Detection Quality Benchmark Methodology
Live results: the latest approved numbers (precision, recall, time-to-detect, per family) are published at dralvia.tech detection quality. This page explains how those numbers are produced.
Why we publish this
A detection company that does not publish its accuracy is asking you to take its word for it. We would rather show the numbers and the method behind them. This page documents exactly how Dralvia measures detection quality, so the results are reproducible and honest rather than asserted.
Principles
- Every number is regenerable. The results come from a benchmark harness anyone on our team can re-run. No hand-typed stats.
- Fresh, live ground truth only. We measure on URLs first seen in the last N hours that are still serving a real page at scan time. Naive benchmarks are inflated because a large share of feed URLs are already dead by scan time, and many of those still answer with an HTTP 200 to a parked, suspended, default server, or blank page. Counting those as missed detections would understate real quality, so we use a content-aware liveness check (not just a status code): a URL only counts if the page still serves real, non-parked content. The check uses generic deadness signals only, never our own detector, so it cannot bias the recall number.
- Methodology is published with the numbers. Honesty is the brand.
What we measure
- Precision and recall, overall and per family (phishing, malware download, wallet drainer, skimmer), on live positives and a benign control set.
- Time-to-detect: the delta between when a URL first appears in a public feed and when Dralvia reaches a verdict.
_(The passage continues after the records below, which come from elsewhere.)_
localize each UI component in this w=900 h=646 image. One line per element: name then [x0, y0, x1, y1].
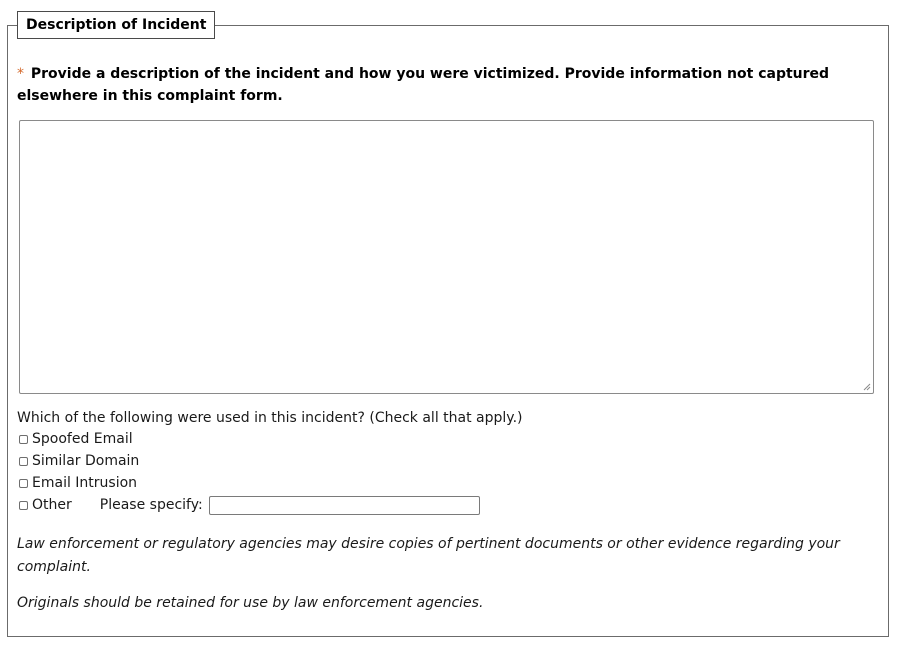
- description-prompt: [17, 63, 877, 107]
- spoofed-email-checkbox[interactable]: [19, 435, 28, 444]
- originals-note: Originals should be retained for use by law enforcement agencies.: [17, 595, 484, 611]
- option-email-intrusion[interactable]: [19, 473, 137, 493]
- incident-description-textarea[interactable]: [19, 120, 874, 394]
- option-other[interactable]: [19, 497, 72, 513]
- other-checkbox[interactable]: [19, 501, 28, 510]
- similar-domain-checkbox[interactable]: [19, 457, 28, 466]
- option-similar-domain[interactable]: [19, 451, 139, 471]
- description-prompt-text: Provide a description of the incident and how you were victimized. Provide information not captured elsewhere in this complaint form.: [17, 66, 830, 104]
- techniques-question: Which of the following were used in this incident? (Check all that apply.): [17, 410, 523, 426]
- specify-other-input[interactable]: [209, 496, 480, 515]
- evidence-note: Law enforcement or regulatory agencies may desire copies of pertinent documents or other evidence regarding your complaint.: [17, 536, 840, 575]
- spoofed-email-label: Spoofed Email: [32, 431, 133, 447]
- specify-label: Please specify:: [99, 497, 203, 513]
- required-marker: *: [17, 66, 24, 82]
- similar-domain-label: Similar Domain: [32, 453, 140, 469]
- option-other-row: [19, 495, 480, 515]
- resize-grip-icon[interactable]: [863, 383, 871, 391]
- email-intrusion-checkbox[interactable]: [19, 479, 28, 488]
- email-intrusion-label: Email Intrusion: [32, 475, 138, 491]
- option-spoofed-email[interactable]: [19, 429, 133, 449]
- other-label: Other: [32, 497, 72, 513]
- section-legend: Description of Incident: [17, 11, 215, 39]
This is reported as a median and a p90.
- False-positive rate on a benign control set of well-known, known-good sites, extended with rotating long-tail benign URLs.
- Median scan latency for a standard scan.
Ground truth
- Positives: fresh, labeled malicious URLs from public threat feeds (for example URLhaus), selected within a recent first-seen window and liveness-checked at scan time.
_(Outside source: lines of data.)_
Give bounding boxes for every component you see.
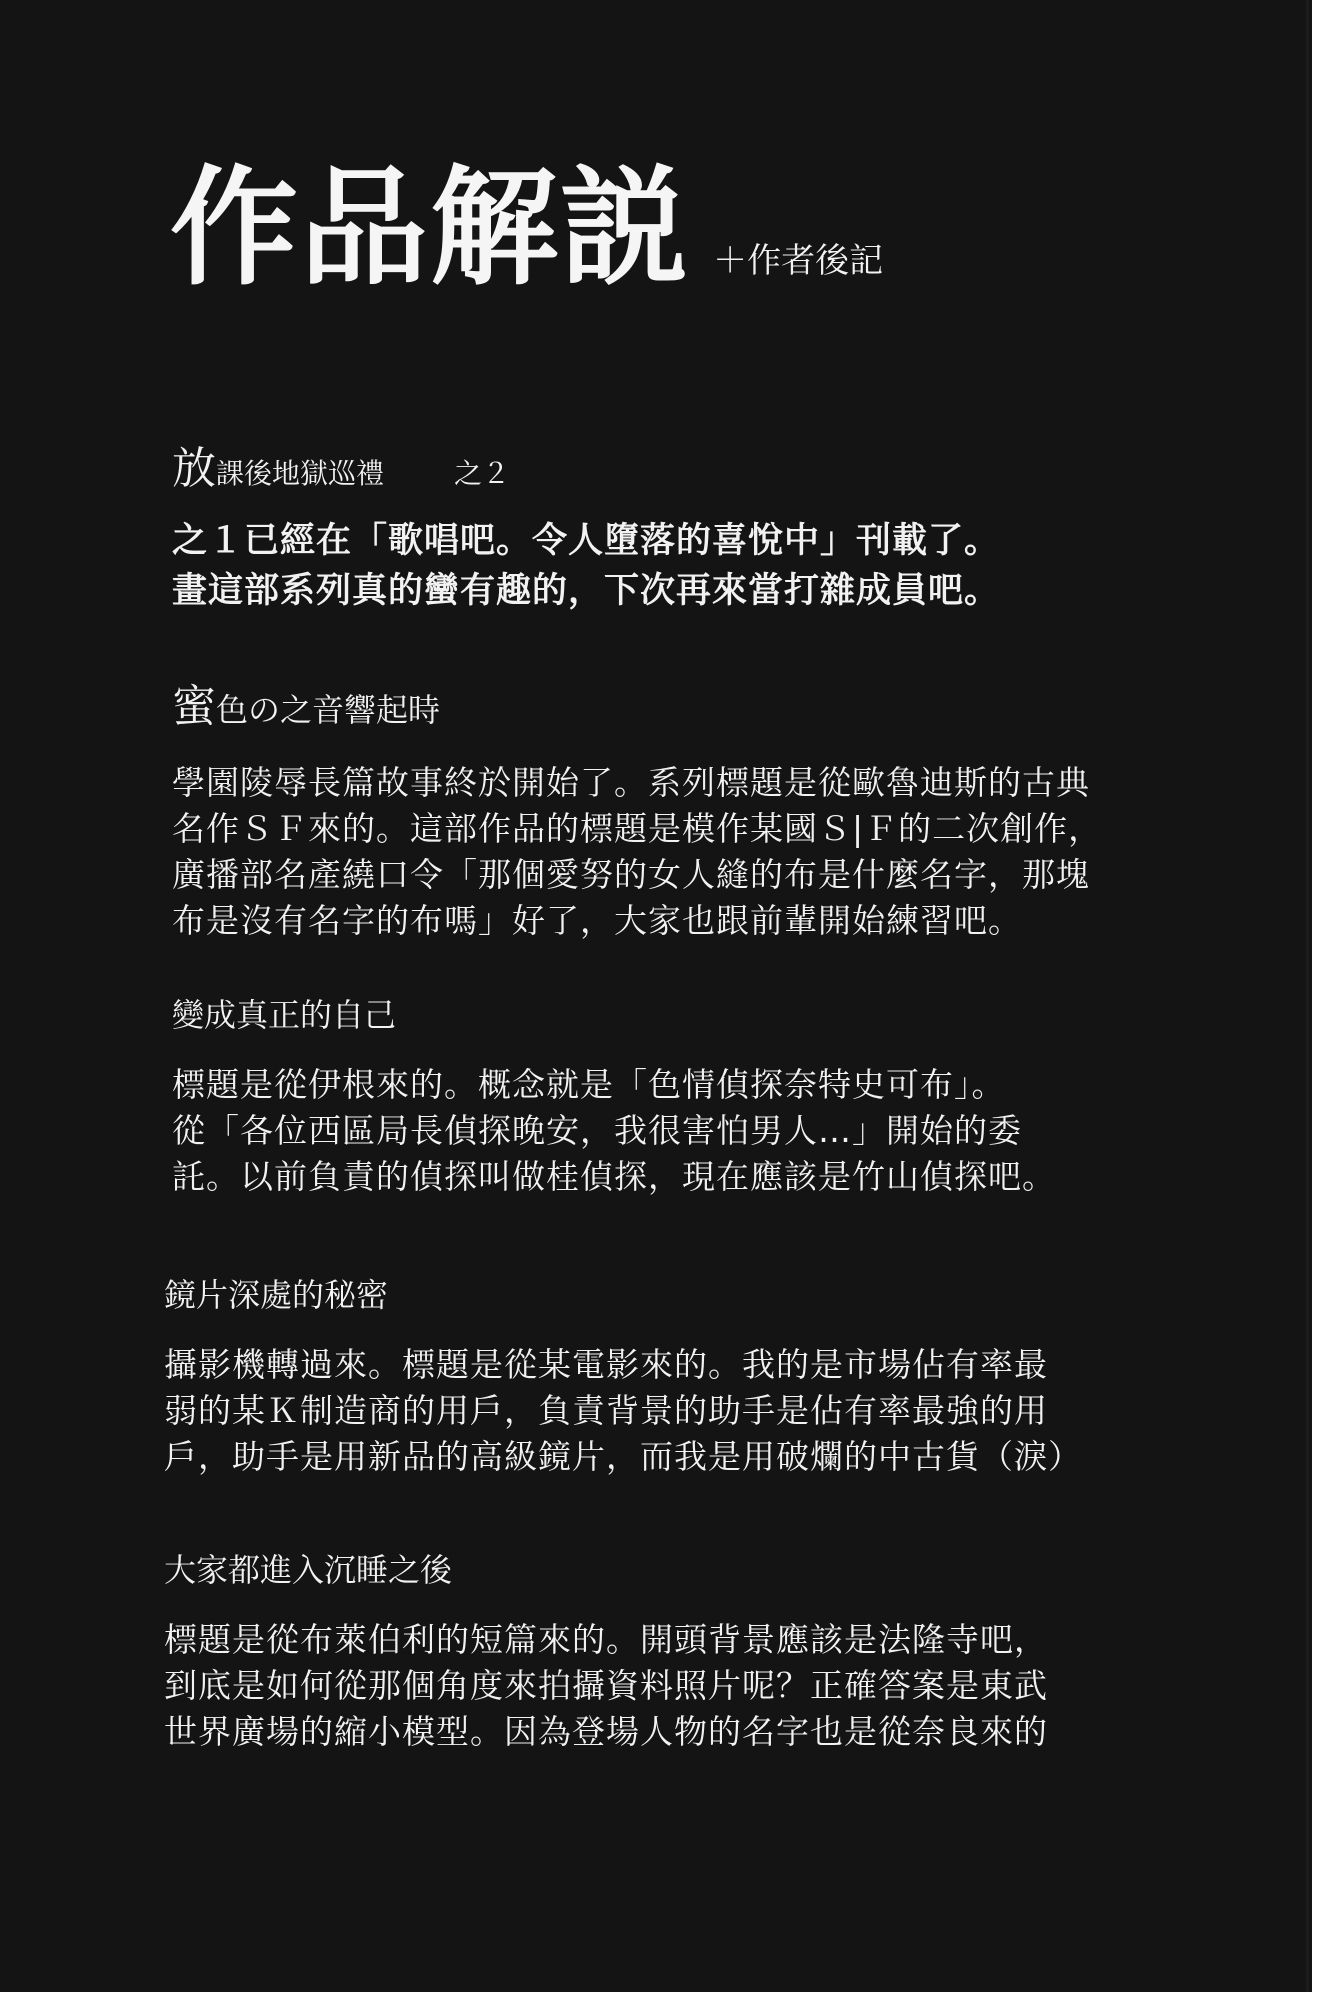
section-title-lead: 放: [172, 443, 216, 494]
page-title: 作品解説: [170, 154, 691, 303]
section-body: [172, 760, 1232, 944]
body-line: 到底是如何從那個角度來拍攝資料照片呢？正確答案是東武: [164, 1666, 1048, 1705]
page-header: [170, 154, 884, 303]
body-line: 標題是從布萊伯利的短篇來的。開頭背景應該是法隆寺吧，: [164, 1620, 1048, 1659]
body-line: 之１已經在「歌唱吧。令人墮落的喜悅中」刊載了。: [172, 521, 1001, 561]
body-line: 畫這部系列真的蠻有趣的，下次再來當打雜成員吧。: [172, 571, 1001, 611]
section-body: [164, 1342, 1224, 1480]
section-houkago: [172, 432, 1232, 616]
section-title: 變成真正的自己: [172, 996, 397, 1034]
section-title: 鏡片深處的秘密: [164, 1276, 389, 1314]
body-line: 託。以前負責的偵探叫做桂偵探，現在應該是竹山偵探吧。: [172, 1157, 1056, 1196]
body-line: 名作ＳＦ來的。這部作品的標題是模作某國Ｓ|Ｆ的二次創作，: [172, 809, 1103, 848]
page-subtitle: ＋作者後記: [713, 241, 884, 281]
section-title: [172, 670, 1232, 734]
section-title: [172, 432, 1232, 496]
body-line: 弱的某Ｋ制造商的用戶，負責背景的助手是佔有率最強的用: [164, 1391, 1048, 1430]
body-line: 廣播部名產繞口令「那個愛努的女人縫的布是什麼名字，那塊: [172, 855, 1090, 894]
section-body: [172, 516, 1232, 616]
body-line: 布是沒有名字的布嗎」好了，大家也跟前輩開始練習吧。: [172, 901, 1022, 940]
section-title-rest: 課後地獄巡禮: [216, 457, 385, 490]
section-title: 大家都進入沉睡之後: [164, 1551, 453, 1589]
body-line: 戶，助手是用新品的高級鏡片，而我是用破爛的中古貨（淚）: [164, 1437, 1082, 1476]
section-lens-secret: [164, 1270, 1224, 1480]
body-line: 攝影機轉過來。標題是從某電影來的。我的是市場佔有率最: [164, 1345, 1048, 1384]
page-margin: [1312, 0, 1342, 2000]
section-body: [172, 1062, 1232, 1200]
section-title-lead: 蜜: [172, 681, 216, 732]
section-title-rest: 色の之音響起時: [216, 691, 441, 729]
section-body: [164, 1617, 1224, 1755]
section-title-suffix: 之２: [454, 457, 511, 490]
section-mitsuiro: [172, 670, 1232, 944]
section-asleep: [164, 1545, 1224, 1755]
section-true-self: [172, 990, 1232, 1200]
body-line: 從「各位西區局長偵探晚安，我很害怕男人…」開始的委: [172, 1111, 1022, 1150]
page-edge-line: [1306, 0, 1309, 1992]
body-line: 學園陵辱長篇故事終於開始了。系列標題是從歐魯迪斯的古典: [172, 763, 1090, 802]
body-line: 標題是從伊根來的。概念就是「色情偵探奈特史可布」。: [172, 1065, 1006, 1104]
body-line: 世界廣場的縮小模型。因為登場人物的名字也是從奈良來的: [164, 1712, 1048, 1751]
- Controls: a benign control corpus of known-good sites plus rotating long-tail benign URLs, so a signal that also fires on legitimate traffic is caught as a false positive.
How a run works
- Load fresh positives and benign controls.
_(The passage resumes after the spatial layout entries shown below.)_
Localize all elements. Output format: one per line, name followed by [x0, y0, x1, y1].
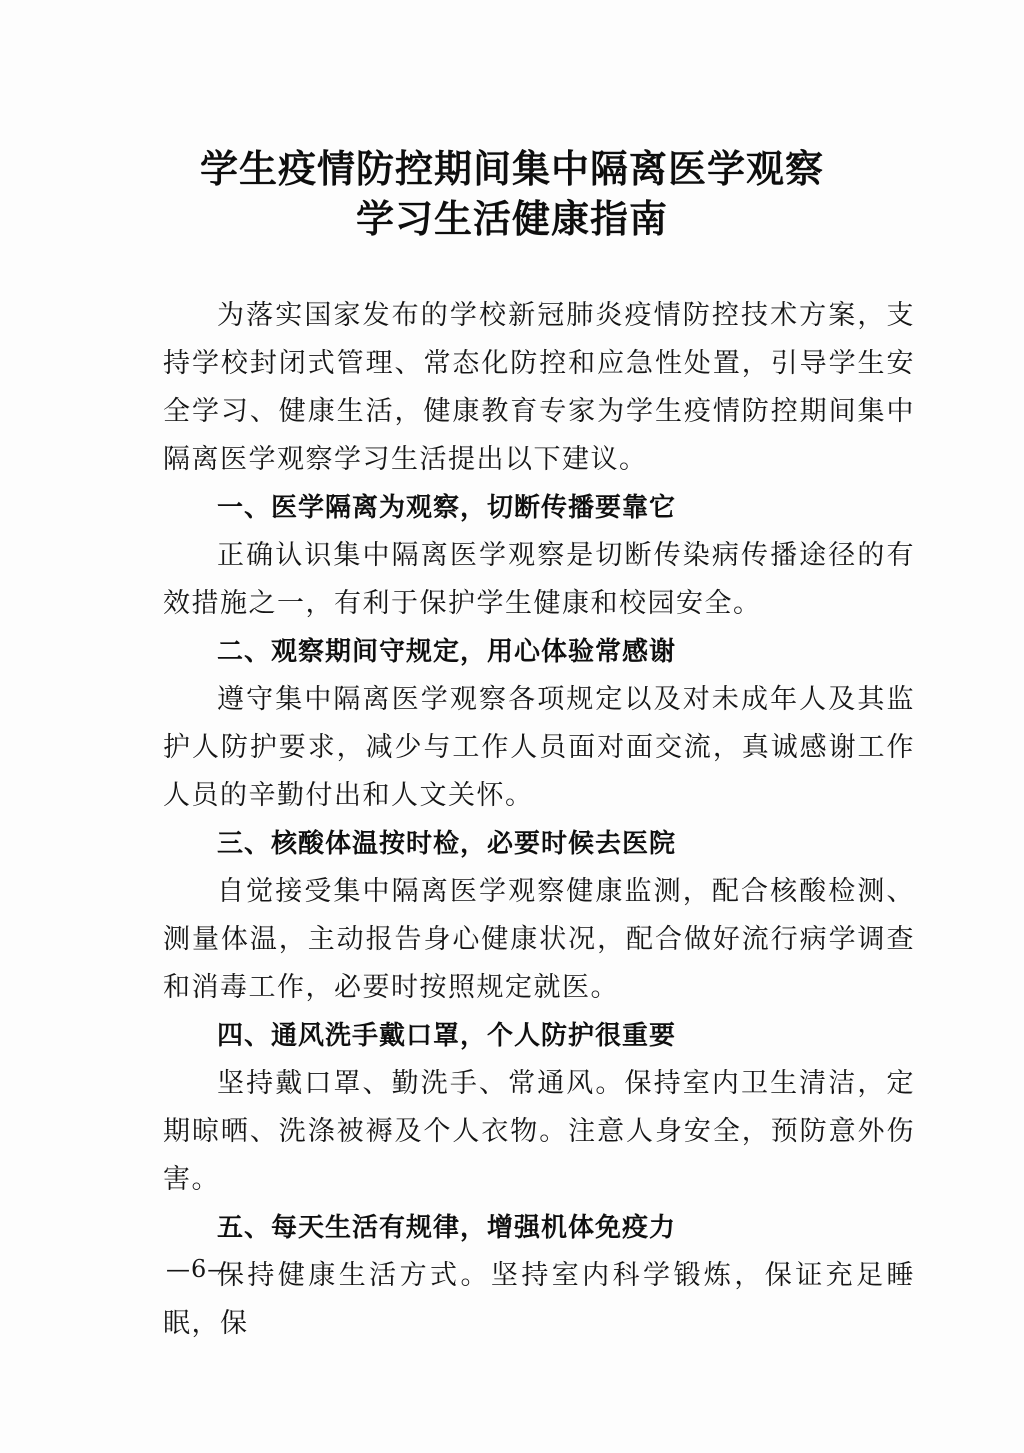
section-3 [163, 820, 915, 1012]
section-heading: 五、每天生活有规律，增强机体免疫力 [217, 1213, 677, 1243]
intro-paragraph: 为落实国家发布的学校新冠肺炎疫情防控技术方案，支持学校封闭式管理、常态化防控和应急性处置，引导学生安全学习、健康生活，健康教育专家为学生疫情防控期间集中隔离医学观察学习生活提出以下建议。 [163, 300, 915, 475]
page-number: —6— [166, 1255, 233, 1283]
section-paragraph: 遵守集中隔离医学观察各项规定以及对未成年人及其监护人防护要求，减少与工作人员面对面交流，真诚感谢工作人员的辛勤付出和人文关怀。 [163, 684, 915, 811]
section-4 [163, 1012, 915, 1204]
section-paragraph: 正确认识集中隔离医学观察是切断传染病传播途径的有效措施之一，有利于保护学生健康和校园安全。 [163, 540, 915, 619]
section-heading: 一、医学隔离为观察，切断传播要靠它 [217, 493, 677, 523]
section-5 [163, 1204, 915, 1348]
document-body [163, 292, 915, 1348]
document-title-line-2: 学习生活健康指南 [355, 196, 668, 241]
section-paragraph: 坚持戴口罩、勤洗手、常通风。保持室内卫生清洁，定期晾晒、洗涤被褥及个人衣物。注意人身安全，预防意外伤害。 [163, 1068, 915, 1195]
section-heading: 二、观察期间守规定，用心体验常感谢 [217, 637, 677, 667]
section-heading: 四、通风洗手戴口罩，个人防护很重要 [217, 1021, 677, 1051]
section-2 [163, 628, 915, 820]
section-heading: 三、核酸体温按时检，必要时候去医院 [217, 829, 677, 859]
section-paragraph: 自觉接受集中隔离医学观察健康监测，配合核酸检测、测量体温，主动报告身心健康状况，配合做好流行病学调查和消毒工作，必要时按照规定就医。 [163, 876, 915, 1003]
document-title-line-1: 学生疫情防控期间集中隔离医学观察 [199, 146, 824, 191]
section-paragraph: 保持健康生活方式。坚持室内科学锻炼，保证充足睡眠，保 [163, 1260, 915, 1339]
section-1 [163, 484, 915, 628]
- Content-aware liveness-check every URL; drop anything not serving a real page at scan time (dead host, HTTP error, parked, suspended, default server, or blank page). Each dropped URL is recorded with the reason, so the run shows exactly how much dead ground truth was excluded.
- Scan each live URL, using the full URL including its path (most malicious pages live at a path, not the bare domain), through the same scan path customers use.
- Compute precision, recall, time-to-detect, false-positive rate, and latency.
- Store the full run (inputs, verdicts, timings) so it is replayable.
Publishing
Runs are generated automatically, but a result becomes public only after human
review (the same human-approval discipline we apply before anything is published).
The latest approved numbers are served from /api/public/benchmark/summary and
surfaced on the Dralvia homepage. Until a run is approved, no accuracy figure is
shown.
Honest limits
- These are point-in-time measurements on the sampled fresh ground truth, not a guarantee of future detection on every possible threat.
- Time-to-detect depends on how quickly a URL appears in a public feed; we report the delta from feed first-seen, which is the part we can measure.